SEO

How SEO Impacts the Ecommerce Sales Funnel

Ecommerce marketers spend a lot of time thinking about the sales funnel. Search engine optimization plays a major role in filling that funnel at the various stages.

Search engine optimization greatly impacts the traditional AIDA sales funnel — awareness, interest, desire, action.

Search engine optimization greatly impacts the traditional AIDA sales funnel — awareness, interest, desire, action.

In aggregate, we can look at certain types of keyword searches that target content at different stages of the funnel. Some keyword types are better at awareness building for most searchers, while other keywords signal an intent to purchase.

Depending on the shopper, it’s possible that a single search for a specific phrase could trigger every stage of the funnel at once, from awareness to action. This is especially true of searches for a specific product, where the consumer has already done her homework and knows exactly what she wants to purchase, but not where. In that case, the steps of the funnel apply not to the product but to the ecommerce site.

For SEO, the key is where in that sales process you intercept a shopper as she’s searching.

Awareness

Awareness is the most obvious stage of the funnel for SEO to play a role in. Searchers want something. They ask Google or another search engine to generate relevant sites. The search results are sometimes shoppers’ first exposure to your site. They may have never heard of your company before. That initial and extremely brief introduction is your first shot at seeding awareness.

It’s important to meet searchers where they are in the journey. At the awareness stage, they want information. The keywords that shoppers use to search are your entry into their awareness.

At this phase, we need to target informational, educational, or general product category keywords to make that critical first introduction to searchers.

For example, a shopper may want “gifts for men who have everything,” “how to build a retaining wall,” or “men’s shoes.” That’s a wide array of keywords. But they all are informational, educational, or related to the general product category. For any of these keywords, an ecommerce site could meet a prospect for the first time, generating awareness of its brand or product.

Awareness-building keywords can spawn other awareness keywords as the searcher swirls around the mouth of the funnel before dropping down to the next stage. For example, “gifts for men who have everything” could easily trigger a categorical product search, such as “tech gifts.”

With product category searches, your home page or major category pages will earn the bulk of the traffic. For the informational and educational searches, specific content pages will be required. Don’t expect to attract those searches with the same pages that sell products. The types of content required for each are different.

Some SEO professionals would disagree with my categorization of longer phrases as awareness generators. It’s a common practice to use the number of words in a search phrase as a measure of its location in the funnel, with the shorter phrases at the top of the funnel and the longer ones driving action at the bottom.

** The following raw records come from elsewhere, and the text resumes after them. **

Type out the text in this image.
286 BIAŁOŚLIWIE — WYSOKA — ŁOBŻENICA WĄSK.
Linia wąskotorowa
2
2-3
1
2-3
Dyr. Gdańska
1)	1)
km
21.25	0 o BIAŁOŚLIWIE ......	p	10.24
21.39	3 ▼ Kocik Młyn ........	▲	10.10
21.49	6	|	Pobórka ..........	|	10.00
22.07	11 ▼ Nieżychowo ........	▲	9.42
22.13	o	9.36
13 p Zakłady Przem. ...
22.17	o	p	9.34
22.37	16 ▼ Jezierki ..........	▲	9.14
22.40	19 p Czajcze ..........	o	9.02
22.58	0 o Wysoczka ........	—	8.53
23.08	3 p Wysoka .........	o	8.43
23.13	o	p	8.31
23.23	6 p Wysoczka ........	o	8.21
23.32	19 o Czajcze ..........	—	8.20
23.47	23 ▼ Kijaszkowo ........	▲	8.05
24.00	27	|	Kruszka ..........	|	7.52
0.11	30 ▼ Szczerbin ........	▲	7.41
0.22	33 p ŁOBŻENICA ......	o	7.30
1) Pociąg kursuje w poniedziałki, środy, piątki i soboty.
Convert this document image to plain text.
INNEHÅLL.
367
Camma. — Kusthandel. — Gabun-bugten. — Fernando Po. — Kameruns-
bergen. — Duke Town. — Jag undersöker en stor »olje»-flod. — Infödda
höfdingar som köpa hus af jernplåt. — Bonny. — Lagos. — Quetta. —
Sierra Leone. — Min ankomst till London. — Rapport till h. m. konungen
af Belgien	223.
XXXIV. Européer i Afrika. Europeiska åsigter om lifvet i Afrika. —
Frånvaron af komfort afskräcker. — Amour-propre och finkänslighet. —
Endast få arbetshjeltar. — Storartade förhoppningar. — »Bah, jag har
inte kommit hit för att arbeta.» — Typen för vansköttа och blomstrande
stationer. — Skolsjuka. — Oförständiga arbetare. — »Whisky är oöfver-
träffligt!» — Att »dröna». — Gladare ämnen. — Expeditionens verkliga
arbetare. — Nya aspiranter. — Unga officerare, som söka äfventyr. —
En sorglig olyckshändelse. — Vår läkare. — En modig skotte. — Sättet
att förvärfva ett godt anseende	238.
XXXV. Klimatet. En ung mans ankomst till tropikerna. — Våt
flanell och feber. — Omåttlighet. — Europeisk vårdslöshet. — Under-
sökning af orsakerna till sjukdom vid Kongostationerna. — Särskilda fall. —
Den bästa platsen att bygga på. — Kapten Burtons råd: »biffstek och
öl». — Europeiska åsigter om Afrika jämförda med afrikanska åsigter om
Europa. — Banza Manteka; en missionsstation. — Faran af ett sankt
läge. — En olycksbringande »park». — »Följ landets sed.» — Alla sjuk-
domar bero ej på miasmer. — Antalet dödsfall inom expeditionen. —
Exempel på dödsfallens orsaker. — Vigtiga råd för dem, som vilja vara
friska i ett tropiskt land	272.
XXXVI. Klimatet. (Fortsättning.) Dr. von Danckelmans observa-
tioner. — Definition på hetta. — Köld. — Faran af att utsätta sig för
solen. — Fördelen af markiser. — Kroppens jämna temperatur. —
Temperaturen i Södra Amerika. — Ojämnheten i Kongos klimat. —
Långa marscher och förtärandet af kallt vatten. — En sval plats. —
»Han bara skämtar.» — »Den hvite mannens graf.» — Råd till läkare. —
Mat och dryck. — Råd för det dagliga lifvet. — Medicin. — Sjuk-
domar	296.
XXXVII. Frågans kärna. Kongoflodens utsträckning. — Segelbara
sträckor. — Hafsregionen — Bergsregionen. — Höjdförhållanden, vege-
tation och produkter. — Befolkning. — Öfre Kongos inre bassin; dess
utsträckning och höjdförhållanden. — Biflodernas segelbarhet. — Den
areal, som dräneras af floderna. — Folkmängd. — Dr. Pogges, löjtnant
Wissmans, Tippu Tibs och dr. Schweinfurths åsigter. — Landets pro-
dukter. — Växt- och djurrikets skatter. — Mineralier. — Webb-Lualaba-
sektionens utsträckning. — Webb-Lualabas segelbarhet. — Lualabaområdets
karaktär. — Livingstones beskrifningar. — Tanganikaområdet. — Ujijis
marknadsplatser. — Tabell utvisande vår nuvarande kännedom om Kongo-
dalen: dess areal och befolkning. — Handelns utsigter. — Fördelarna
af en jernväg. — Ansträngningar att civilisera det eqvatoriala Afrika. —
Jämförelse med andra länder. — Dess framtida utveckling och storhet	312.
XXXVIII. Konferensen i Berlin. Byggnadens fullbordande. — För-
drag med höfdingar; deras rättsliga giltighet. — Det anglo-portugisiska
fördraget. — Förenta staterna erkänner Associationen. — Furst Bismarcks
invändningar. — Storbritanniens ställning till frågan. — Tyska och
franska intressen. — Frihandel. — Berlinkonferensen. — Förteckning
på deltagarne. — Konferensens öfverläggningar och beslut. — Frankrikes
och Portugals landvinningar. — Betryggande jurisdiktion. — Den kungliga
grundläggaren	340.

I disagree with this characterization, however, because long-tail informational and educational keyword phrases imply no transactional intent. Someone who wants to find “gifts for men who have everything” — and there are an astounding 3.5 million of those searches in December in the U.S. according to the Google Keyword Planner — could be looking for a gift guide to buy something as-yet unknown, not a specific product to purchase. The phrase implies intent to purchase a gift at some time, but not at this precise moment.

Interest and Desire

However, awareness is not the only role of SEO. You can also intercept searchers and draw them into your site in the middle of the funnel. In the AIDA model — awareness, interest, desire, action — search marketers often clump interest and desire together because it’s difficult to distinguish between the two in terms of the keywords used.

These keywords tend to be slightly longer and more specific than awareness-driving keywords. But that’s not always the case. Searchers might add a modifier, such as a size, color, or brand.

For example, an awareness level search for “men’s shoes” could trigger interest-desire searches for “Steve Madden men’s shoes.” That phrase indicates that the shopper is narrowing in on a purchase, but isn’t quite ready to purchase a specific pair of Steve Madden shoes. Searches that contain the word “reviews” also imply interest or desire.

Action

Keywords with specific product names, numbers, or attributes signal desire to purchase. These searchers know what they want, just not where they’re going to buy it. They may be narrowing in on the best site to buy from, or they may have seen the product in a brick-and-mortar store.

For example, action-oriented keywords may include product types with multiple parameters like “Steve Madden men’s boots zipper” or “Steve Madden men’s dress boots.”

Action-oriented keywords are attractive because they are the most likely to produce a sale. But they’re also difficult to optimize manually because there are so many of them. Who would have thought to optimize for “Steve Madden men’s boots zipper”? Searches like these can be targeted at scale in a couple of ways: through a long-tail filtered search strategy or through highly optimized product pages that contain many product details.

Determining which keywords sit at which levels of the funnel is subjective and relative. It’s subjective in that the same 100 keywords could apply to different categories. And it’s relative in that an awareness-driver on one site could be an action-driver for another, depending on the business model.

But make a start. Don’t worry about how someone else would do it. Take your keyword research and outline the keyword areas that make sense for your business. Align those keywords with the three areas of the funnel that SEO can drive traffic to. And then make sure you have content that fills the needs of each of those areas.